Quality tools are not inherently bad or a poor investment, but you need to understand their capabilities and the value they will add to the organization.
A week doesn’t go by that I am not asked which automated tool can ensure online quality and what should organizations be looking for when assessing a standards tool. While there are ample toolsets in the marketplace, with varying features and associated price points, the reality is that tools can only support standards adoption and cannot drive their implementation.
Quality tools are not inherently bad or a poor investment, but you need to understand their capabilities and the value they will add to the organization. Tools can be used to augment your digital team, but they are not a holistic solution and will not miraculously ensure online quality of your content.
If you are considering tools to support your digital efforts and to boost online integrity, I recommend the following:
- 1. Identify the digital standards that are most important to your organization from a quality perspective.
- 2. Categorize these standards into three piles:
- Automated standards are those that can (and should!) be incorporated into your content management system. For example, ensuring your copyright appears at the bottom of each web page, that page titles are no longer than 65 characters (in-line with SEO best practices) or that correct fonts and colors are used throughout the site.
- Human standards are those that only a person can apply or that are difficult to automate within a content management system or to validate by a machine. For example, tone and voice of individual social media posts, succinct or plain writing on your web pages, or aspects of accessibility including whether color relays important messaging that will be lost for those with color or visual impairments.
- Tool-supported standards are those that cannot be automated by a content management system because they require some level of user interpretation and application. Standards that lend themselves well to tool support are lengths of paragraphs and sentences (a tool can flag potential issues for validation by a human) or correct image validation (a tool provides an inventory of images on the site for human review).

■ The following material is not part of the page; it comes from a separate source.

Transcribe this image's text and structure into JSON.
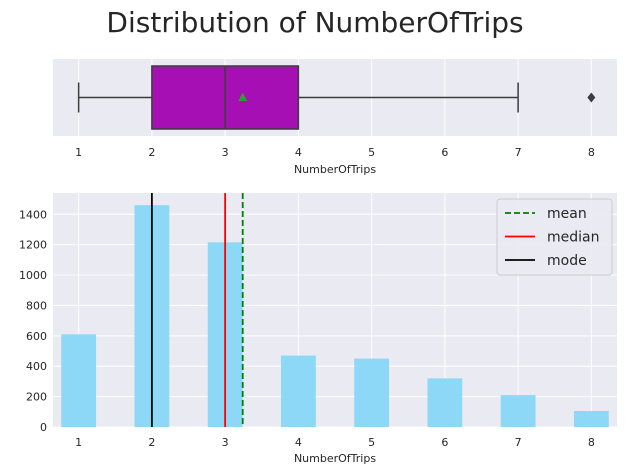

- Determine how many tool-supported standards you have and what type of investment you are willing to make in order to augment human validation of standards. Most tools provide useful reports, such as a visual guide of all images on your site. Some of these may prove highly valuable, while others may simply be another burden to overworked staff.
- Be realistic about who will use the standards compliance tool and in what manner. It is often easier and less costly to automate standards into publishing tools or train staff on standards so that they can produce high quality content during the publication process. Publishing content and validating its standards compliance after it is live (i.e., asking staff to go back and correct efforts after the fact) not only adds a layer of burden to the process, but often leads to the validation never being completed, as new content priorities overcome revisiting information that is already live.
- In addition, consider that once you publish content, it is already available for the world to see—along with any mistakes and lack of standards compliance. Most tools on the market today crawl published content and provide reports of standards compliance. At that point, you have already exposed your organization and its less-than-stellar online performance. Should you choose a tool to validate published content, consider having the standards conformance validation take place in a staging or pre-production environment.
Standards compliance tools can be useful and have a place in today’s digital publishing arena. Just be realistic about their existing capabilities and limitations, your organization’s staffing and working habits, and balance those factors with your online integrity goals.